Magnus frowned down at her, trusting that his hitherto unchallenged ability to rid himself of unwanted feminine attention would be just as effective on this diminutive specimen.
The moppet frowned back at him.
Magnus allowed his frown to deepen to a glare.
The moppet glared back. ‘Up, man,’ she repeated, thumping a tiny fist on his knee.
Magnus cast a hunted glance towards the doorway, still quite appallingly empty.
The small sticky fist tugged his arm. ‘Up!’ she demanded again.
‘No, thank you,’ said Magnus in his most freezingly polite voice. Lord, would no one come and rescue him?
The big eyes widened and the small rosebud mouth drooped. The lower lip trembled, displaying to Magnus’s jaundiced eye all the unmistakable signs of a female about to burst into noisy, blackmailing tears. They certainly started young. No wonder they were so good at it by the time they grew up.
The little face crumpled.
Oh, Lord, thought Magnus despairingly. There was no help for it—he would have to pick her up. Gingerly he reached out, lifting her carefully by the waist until she was at eye-level with him. Her little feet dangled and she regarded him solemnly.
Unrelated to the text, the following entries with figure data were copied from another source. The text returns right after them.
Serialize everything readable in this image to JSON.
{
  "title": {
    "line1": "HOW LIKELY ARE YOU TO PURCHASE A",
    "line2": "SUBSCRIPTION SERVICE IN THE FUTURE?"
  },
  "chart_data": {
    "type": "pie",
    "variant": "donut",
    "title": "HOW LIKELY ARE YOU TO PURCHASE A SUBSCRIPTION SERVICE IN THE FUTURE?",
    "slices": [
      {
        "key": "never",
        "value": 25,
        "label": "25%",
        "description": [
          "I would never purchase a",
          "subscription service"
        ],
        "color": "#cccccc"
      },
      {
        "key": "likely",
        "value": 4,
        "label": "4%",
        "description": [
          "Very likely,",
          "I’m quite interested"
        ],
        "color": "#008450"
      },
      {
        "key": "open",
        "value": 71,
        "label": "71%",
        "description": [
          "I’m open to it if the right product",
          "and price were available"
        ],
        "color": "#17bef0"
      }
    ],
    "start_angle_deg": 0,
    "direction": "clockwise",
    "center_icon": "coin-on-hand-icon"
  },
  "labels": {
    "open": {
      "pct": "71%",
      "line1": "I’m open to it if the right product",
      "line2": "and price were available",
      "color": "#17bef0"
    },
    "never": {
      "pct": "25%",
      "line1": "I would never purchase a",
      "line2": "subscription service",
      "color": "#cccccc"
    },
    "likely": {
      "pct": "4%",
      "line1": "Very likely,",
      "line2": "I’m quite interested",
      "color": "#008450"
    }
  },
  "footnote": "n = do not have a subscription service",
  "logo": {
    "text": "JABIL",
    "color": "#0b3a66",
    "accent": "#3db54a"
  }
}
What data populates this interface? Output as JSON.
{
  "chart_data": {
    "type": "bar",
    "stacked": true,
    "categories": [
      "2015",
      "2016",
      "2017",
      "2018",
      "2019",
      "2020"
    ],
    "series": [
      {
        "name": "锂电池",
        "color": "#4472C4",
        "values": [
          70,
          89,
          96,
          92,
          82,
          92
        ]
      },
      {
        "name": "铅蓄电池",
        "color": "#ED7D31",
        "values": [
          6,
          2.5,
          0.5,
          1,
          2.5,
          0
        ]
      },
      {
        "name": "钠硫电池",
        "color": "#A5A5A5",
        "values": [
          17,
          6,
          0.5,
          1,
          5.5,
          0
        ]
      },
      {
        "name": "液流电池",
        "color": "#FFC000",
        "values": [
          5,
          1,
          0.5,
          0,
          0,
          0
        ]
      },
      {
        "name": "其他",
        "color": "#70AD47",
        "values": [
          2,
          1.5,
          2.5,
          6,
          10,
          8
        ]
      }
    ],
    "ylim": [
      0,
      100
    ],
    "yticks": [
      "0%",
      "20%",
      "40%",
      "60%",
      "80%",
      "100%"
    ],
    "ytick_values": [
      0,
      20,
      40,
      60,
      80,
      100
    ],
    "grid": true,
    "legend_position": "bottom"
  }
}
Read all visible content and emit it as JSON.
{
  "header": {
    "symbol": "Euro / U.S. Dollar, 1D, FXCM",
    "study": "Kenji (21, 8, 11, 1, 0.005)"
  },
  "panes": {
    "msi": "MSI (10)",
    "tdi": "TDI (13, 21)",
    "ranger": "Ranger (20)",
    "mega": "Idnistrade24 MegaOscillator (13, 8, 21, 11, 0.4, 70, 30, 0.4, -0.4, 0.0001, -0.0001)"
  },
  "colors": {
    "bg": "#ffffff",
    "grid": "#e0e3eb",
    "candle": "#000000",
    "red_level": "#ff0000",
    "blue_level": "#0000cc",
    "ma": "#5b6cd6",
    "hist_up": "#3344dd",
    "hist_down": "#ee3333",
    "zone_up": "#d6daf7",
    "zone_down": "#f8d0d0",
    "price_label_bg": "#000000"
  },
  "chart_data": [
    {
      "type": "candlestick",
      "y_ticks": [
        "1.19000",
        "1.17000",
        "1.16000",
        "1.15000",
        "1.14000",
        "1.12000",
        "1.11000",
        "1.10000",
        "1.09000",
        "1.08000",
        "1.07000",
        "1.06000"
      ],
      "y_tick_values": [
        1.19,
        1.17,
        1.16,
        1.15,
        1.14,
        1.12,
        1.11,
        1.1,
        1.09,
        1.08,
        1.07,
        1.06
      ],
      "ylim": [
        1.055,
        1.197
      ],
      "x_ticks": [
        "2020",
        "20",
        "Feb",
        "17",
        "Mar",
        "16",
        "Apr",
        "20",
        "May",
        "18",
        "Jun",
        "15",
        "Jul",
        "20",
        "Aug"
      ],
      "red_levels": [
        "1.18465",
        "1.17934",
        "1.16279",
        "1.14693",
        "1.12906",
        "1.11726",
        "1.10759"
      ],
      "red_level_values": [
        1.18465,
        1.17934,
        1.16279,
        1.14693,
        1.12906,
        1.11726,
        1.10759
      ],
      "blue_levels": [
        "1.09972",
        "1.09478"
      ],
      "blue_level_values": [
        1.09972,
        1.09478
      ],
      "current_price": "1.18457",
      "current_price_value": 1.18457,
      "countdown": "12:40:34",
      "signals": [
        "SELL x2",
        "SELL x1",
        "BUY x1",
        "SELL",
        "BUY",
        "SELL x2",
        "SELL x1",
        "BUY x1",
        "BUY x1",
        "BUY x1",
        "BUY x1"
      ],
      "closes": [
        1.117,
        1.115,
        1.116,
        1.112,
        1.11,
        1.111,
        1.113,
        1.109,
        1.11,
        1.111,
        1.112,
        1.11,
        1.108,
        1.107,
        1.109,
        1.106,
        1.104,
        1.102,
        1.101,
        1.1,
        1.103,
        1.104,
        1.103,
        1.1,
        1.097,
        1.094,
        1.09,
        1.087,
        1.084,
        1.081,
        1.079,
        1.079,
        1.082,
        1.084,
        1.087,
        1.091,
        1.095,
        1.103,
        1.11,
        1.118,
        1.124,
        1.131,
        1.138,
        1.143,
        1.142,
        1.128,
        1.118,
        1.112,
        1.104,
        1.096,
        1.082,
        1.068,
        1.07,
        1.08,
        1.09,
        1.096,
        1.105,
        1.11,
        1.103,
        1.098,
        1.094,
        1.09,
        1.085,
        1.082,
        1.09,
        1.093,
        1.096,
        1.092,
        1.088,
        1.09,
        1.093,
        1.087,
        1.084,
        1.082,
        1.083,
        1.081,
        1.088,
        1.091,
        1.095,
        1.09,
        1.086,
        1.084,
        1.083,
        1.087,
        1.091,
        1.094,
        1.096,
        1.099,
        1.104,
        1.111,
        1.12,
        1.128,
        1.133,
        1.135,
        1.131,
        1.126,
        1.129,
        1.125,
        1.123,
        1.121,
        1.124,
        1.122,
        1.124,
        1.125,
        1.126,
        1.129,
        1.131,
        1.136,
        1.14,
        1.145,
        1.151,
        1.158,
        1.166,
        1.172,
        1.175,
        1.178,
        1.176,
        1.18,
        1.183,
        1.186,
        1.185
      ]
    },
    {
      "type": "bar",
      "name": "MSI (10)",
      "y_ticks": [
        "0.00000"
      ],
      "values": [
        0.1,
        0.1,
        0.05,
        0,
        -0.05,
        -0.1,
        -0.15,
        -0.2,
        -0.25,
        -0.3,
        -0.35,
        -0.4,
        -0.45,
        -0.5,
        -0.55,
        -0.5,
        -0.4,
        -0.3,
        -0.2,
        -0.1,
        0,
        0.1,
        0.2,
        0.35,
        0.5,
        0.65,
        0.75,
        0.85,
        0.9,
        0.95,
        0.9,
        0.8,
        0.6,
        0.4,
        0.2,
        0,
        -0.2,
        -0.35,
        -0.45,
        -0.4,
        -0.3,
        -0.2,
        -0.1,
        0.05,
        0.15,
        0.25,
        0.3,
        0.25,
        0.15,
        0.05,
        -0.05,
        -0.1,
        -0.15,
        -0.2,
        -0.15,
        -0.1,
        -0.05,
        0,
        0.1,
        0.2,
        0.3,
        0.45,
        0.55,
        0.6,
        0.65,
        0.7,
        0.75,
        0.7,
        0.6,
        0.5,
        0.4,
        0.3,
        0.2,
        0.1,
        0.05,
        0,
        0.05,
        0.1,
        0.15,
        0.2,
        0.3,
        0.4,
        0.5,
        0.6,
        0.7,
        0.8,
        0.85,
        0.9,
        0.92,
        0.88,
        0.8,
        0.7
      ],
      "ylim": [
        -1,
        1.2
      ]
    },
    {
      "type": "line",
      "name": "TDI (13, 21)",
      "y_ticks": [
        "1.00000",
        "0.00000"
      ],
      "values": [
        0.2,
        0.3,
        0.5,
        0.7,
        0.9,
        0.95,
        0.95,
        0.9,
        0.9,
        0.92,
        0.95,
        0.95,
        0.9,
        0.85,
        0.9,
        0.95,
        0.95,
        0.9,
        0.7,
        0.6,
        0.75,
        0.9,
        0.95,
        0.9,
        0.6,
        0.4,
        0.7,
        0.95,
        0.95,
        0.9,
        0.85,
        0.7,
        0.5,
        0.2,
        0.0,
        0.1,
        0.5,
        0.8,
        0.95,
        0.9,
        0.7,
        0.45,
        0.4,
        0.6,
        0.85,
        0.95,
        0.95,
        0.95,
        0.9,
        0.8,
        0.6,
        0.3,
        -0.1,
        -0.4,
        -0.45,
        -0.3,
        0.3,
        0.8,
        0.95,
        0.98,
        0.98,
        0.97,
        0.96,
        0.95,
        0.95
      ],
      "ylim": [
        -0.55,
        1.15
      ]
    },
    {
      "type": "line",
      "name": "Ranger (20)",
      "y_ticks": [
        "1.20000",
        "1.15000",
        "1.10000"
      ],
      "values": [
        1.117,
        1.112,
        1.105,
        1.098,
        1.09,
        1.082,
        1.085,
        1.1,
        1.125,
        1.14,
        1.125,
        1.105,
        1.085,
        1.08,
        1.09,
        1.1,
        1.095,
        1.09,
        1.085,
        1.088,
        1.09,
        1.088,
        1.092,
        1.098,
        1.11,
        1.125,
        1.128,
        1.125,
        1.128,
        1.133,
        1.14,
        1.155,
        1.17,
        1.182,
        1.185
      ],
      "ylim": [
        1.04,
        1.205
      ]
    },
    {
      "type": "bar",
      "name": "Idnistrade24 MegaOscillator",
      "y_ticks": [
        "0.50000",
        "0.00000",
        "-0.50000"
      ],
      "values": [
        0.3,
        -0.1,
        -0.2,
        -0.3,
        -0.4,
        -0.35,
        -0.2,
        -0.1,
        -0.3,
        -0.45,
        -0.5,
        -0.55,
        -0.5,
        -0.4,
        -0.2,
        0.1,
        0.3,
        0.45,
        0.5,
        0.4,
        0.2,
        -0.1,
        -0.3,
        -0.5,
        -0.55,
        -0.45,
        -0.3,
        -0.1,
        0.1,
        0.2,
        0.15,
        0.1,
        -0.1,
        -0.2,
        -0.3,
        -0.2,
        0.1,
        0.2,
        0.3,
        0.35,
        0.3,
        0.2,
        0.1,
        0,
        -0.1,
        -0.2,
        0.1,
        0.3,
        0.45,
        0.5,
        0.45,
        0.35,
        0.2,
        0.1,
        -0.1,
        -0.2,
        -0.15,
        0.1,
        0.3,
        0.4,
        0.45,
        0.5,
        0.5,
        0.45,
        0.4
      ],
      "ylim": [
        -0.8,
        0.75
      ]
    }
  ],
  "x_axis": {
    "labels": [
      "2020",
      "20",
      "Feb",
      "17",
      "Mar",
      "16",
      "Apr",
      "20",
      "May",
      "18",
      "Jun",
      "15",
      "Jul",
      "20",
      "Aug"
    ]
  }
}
She reached out a pair of chubby, dimpled arms. ‘Cudd’w!’
Again, her demand was unmistakable. Cautiously he brought her closer, until suddenly she wrapped her arms around his neck in a strong little grip that surprised him. In seconds she had herself comfortably ensconced on his lap, leaning back against one of his arms, busily ruining his neckcloth. It had only taken him half an hour to achieve its perfection, Magnus told himself wryly.
She chattered to him nonstop in a confiding flow, a mixture of English and incomprehensible gibberish, pausing every now and then to ask what sounded like a question. Magnus found himself replying. Lord, if anyone saw him now, he would never live it down. But he had no choice—he didn’t want to see that little face crumple again.
Once she stopped in the middle of what seemed an especially involved tale and looked up at him, scrutinising his face in a most particular fashion. Magnus felt faintly apprehensive, wondering what she might do. She reached up and traced the long, vertical groove in his right cheek with a small, soft finger.